HRs should develop a culture of learning and innovation to help their employees embrace the change and foster self-development.
Employees often have to face various challenges in their working environment: from figuring out how to utilize a new software to receiving additional job tasks. The challenges get intensified in times of big organisational changes or due to external factors, such as adapting to a new working paradigm because of the Coronavirus. For this reason, people continually need to master new skills to grow professionally. Some people manage to rapidly adjust to newly requested assignments while others get stressed out and may even fail to meet expectations.
According to researchers, this difference in ability to learn and bounce back from setbacks is due to different factors: the levels of individual resilience, grit – but also the type of mindset that is cultivated in the workplace. Based on Stanford University psychology professor Carol Dweck’s theory, people have different learning behaviours which affect their motivation and response to success and failure.
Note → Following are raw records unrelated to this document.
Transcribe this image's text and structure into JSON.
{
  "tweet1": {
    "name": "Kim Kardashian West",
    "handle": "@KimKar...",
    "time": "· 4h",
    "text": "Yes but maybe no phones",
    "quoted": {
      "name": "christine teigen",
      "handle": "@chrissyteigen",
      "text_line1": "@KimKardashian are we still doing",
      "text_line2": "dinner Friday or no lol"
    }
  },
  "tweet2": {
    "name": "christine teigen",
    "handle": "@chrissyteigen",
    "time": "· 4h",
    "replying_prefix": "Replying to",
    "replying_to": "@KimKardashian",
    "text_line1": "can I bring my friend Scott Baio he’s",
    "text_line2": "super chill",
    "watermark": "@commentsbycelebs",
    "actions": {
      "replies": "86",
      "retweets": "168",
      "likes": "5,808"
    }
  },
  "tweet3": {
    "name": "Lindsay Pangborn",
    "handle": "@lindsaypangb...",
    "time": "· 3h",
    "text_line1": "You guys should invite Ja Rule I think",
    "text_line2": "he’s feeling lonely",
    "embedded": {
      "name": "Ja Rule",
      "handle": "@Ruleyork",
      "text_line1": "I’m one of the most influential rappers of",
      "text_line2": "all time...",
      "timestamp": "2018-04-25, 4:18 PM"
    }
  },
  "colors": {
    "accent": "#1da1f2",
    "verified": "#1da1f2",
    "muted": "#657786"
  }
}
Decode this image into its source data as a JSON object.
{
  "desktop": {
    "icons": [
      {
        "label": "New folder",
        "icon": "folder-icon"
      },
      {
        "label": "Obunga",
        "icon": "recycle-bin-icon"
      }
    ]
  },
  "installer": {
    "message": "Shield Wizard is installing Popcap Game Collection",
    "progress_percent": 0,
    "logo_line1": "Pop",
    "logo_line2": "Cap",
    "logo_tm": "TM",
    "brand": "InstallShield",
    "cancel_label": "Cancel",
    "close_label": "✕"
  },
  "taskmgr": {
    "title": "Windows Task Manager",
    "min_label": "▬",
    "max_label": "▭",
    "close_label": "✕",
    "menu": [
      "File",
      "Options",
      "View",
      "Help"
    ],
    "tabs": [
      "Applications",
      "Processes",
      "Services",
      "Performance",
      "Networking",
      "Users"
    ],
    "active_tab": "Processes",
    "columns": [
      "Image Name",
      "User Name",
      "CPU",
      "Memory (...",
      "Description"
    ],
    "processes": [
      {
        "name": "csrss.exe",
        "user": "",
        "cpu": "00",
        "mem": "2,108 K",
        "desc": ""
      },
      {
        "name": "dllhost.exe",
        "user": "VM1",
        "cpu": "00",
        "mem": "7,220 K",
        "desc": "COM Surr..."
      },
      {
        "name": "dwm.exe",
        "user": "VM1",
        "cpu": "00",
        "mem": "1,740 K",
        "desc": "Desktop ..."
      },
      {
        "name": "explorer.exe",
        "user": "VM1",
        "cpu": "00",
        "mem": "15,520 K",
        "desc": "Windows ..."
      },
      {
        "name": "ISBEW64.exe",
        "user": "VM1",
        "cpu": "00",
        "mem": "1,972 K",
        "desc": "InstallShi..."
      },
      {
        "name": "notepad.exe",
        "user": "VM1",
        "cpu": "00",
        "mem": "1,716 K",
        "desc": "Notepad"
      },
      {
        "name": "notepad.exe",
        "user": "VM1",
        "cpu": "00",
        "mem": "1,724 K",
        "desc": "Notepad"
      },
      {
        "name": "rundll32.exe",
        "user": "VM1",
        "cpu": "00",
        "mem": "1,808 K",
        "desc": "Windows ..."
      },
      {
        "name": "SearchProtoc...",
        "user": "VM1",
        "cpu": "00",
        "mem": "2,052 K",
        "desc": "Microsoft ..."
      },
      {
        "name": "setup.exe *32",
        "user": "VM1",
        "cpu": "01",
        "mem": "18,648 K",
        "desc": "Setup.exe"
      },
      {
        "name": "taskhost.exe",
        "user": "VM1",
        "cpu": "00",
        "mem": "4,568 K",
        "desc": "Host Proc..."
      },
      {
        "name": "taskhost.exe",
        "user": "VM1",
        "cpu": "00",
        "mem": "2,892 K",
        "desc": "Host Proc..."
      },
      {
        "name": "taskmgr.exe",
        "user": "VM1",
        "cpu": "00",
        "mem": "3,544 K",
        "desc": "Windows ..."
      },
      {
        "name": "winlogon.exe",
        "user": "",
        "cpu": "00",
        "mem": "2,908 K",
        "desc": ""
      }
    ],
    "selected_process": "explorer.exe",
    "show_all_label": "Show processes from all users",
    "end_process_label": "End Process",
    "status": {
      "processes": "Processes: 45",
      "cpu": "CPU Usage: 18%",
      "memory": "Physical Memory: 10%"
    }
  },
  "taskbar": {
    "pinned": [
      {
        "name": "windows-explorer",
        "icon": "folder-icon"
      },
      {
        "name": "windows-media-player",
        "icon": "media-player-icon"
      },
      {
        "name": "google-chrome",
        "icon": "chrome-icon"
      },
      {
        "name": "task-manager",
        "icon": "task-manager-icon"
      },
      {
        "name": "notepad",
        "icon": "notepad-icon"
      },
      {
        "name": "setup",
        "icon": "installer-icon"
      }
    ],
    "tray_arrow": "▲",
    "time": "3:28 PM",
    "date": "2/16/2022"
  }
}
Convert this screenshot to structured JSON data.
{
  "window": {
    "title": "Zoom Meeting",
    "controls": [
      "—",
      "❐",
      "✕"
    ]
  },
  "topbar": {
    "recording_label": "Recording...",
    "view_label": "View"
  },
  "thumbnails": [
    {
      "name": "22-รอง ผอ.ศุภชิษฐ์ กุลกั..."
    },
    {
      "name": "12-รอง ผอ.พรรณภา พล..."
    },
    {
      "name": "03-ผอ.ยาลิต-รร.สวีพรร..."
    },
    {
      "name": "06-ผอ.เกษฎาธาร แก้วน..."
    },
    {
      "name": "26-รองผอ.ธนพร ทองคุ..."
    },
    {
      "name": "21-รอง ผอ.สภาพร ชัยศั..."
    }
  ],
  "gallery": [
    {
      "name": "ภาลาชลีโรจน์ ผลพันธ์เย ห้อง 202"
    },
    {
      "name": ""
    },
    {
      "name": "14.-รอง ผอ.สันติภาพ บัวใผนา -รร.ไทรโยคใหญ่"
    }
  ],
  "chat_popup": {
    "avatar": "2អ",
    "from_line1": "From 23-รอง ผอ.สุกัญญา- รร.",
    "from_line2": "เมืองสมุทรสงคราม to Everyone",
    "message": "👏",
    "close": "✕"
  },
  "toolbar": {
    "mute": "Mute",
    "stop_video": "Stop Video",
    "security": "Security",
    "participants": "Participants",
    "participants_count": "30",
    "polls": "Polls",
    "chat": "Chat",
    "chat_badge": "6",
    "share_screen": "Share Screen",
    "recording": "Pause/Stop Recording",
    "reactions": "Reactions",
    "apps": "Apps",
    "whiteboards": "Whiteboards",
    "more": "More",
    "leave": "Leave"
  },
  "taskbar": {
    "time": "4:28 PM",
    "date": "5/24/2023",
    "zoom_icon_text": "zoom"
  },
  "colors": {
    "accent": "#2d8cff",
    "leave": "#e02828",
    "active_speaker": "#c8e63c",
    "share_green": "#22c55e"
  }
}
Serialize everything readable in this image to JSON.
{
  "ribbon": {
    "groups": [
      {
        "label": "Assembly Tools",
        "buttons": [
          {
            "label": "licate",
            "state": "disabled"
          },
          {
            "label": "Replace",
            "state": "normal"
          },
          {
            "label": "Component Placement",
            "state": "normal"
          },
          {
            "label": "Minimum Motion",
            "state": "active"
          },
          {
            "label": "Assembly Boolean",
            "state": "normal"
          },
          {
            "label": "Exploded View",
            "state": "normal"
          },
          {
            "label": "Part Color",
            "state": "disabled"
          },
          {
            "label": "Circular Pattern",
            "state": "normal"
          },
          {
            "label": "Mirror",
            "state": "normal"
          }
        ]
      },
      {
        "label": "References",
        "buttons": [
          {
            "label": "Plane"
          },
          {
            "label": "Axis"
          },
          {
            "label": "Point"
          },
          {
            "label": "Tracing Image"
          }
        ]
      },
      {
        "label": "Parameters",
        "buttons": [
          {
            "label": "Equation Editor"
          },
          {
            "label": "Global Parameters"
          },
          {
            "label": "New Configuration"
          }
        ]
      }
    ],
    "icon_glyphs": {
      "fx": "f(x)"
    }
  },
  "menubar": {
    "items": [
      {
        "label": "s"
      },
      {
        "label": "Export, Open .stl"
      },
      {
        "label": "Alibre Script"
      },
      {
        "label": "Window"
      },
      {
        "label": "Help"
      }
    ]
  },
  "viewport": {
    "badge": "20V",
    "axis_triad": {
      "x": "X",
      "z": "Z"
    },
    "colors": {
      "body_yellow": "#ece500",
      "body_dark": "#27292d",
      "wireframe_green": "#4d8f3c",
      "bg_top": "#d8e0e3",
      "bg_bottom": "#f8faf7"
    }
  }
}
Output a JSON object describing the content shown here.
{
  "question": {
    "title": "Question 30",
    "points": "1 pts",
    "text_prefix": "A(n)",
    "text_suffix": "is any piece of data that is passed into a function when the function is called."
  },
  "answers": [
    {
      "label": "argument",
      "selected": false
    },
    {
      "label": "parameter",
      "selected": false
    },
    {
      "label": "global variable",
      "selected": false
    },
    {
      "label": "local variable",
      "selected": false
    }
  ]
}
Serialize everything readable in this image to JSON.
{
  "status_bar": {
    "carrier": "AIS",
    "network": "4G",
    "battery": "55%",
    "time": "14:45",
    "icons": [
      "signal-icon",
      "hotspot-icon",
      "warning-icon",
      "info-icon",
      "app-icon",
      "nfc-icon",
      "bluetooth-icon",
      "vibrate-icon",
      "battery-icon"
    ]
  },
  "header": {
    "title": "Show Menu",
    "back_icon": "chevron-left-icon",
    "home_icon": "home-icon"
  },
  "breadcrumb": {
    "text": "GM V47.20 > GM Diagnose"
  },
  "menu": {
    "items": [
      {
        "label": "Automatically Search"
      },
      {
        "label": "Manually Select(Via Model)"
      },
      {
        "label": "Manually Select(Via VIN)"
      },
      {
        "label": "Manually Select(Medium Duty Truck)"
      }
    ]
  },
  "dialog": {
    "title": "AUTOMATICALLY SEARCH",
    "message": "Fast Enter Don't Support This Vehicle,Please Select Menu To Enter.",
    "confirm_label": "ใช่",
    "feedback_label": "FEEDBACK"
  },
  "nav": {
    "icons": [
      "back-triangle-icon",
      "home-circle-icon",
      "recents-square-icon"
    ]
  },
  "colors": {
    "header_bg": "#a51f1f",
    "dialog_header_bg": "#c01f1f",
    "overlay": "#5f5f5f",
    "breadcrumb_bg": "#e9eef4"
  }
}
Best explained in her book “Mindset: The New Psychology of Success”, Dweck’s approach suggests that there are two primary ways in which individuals approach intelligence and learning: with a fixed mindset or with a growth mindset. “The fixed-mindset perspective is one in which individuals believe that they are born with a certain level of intelligence and talent, and that level will not shift over their lifetime. As a result, they tend to believe that things for which they have skills should come easily to them, with little effort required for success. Failure results in these individuals experiencing significant struggle with setbacks or mistakes. Conversely, those who adopt a growth mindset believe that intelligence, skills and passions can be developed over time. They seek opportunities to be challenged, to stretch beyond their expected capacity, to take risks, to learn and to gain insight from their mistakes”. Forbes contributor Brittany Forsyth praises the growth mindset by saying: “If every mistake you make is progress, you stop worrying about failing. I believe it’s the job of leaders to actively help our people fulfil their potential by fostering the environment in which they can develop”.
In fact, the growth mindset concept is very important for the HR strategic function. As reported in the research held by Stanford professors together with Senn Delaney, businesses that nurture growth mindset can boast “workers that have 47% higher trust in their company, are 34% more likely to feel a sense of ownership and commitment to the future of their company, and show 65% stronger agreement that their company supports risk-taking”. Experts of Leadership Insiders say that “these attributes of growth mindset culture are critical to enable change processes, because employees with a growth mindset don’t feel like victims of, but co-pilots during change efforts”. Developing a culture of learning and collaboration may be the key factor to outdistance the competition, and HR executives have to be the primary growth mindset catalysts within their organisations.
So, what can you do to encourage employees to take a positive outlook of their capabilities?
- Carefully select the leaders to promote the growth mindset
The selection of good leadership is crucial. As an HR executive, you have to actively pick leaders who fully exhibit a growth mentality. Evaluate how your managers perceive and solve challenges, whether they take a “Band-Aid approach” to decision-making or look for long-term solutions, whether they manage to view failures as opportunities for a positive change.
- Place a strong focus on learning opportunities
True growth-mindset companies see L&D as a vital resource for their talent development and strongly encourage a learning culture, especially in difficult dynamic times such as the ones we go experience today, while the coronavirus outbreak is changing the rules of the game and challenges the entire organisations. If your workers initially struggle with remote working or have some extra time while you are working on this new working framework, push forward the learning opportunities and professional development: support employees’ growth through more eLearning courses and online trainings. Consider introducing mentoring programmes which are also great for giving people the confidence they need to step outside of their comfort zone.
- Develop a culture of feedback
Regular feedback is a valuable way to support employees in developing their skills and recognising their own potential. It helps to ensure employees get the training and support to future-proof their careers and face professional challenges. HRs play a vital role in fostering a feedback culture and making sure that managers have the right skills to successfully implement it.
- Admit when failures occur, and capitalize on them
Leaders with a growth mentality perceive failure as part of their path. Your workers must be “allowed” to fail – that is, they must be advised that not only is it OK to fail, but that risk-taking, failing and learning from it are actively encouraged and accepted in your organisation. To the degree that failure is embraced as a key driver of innovation and development.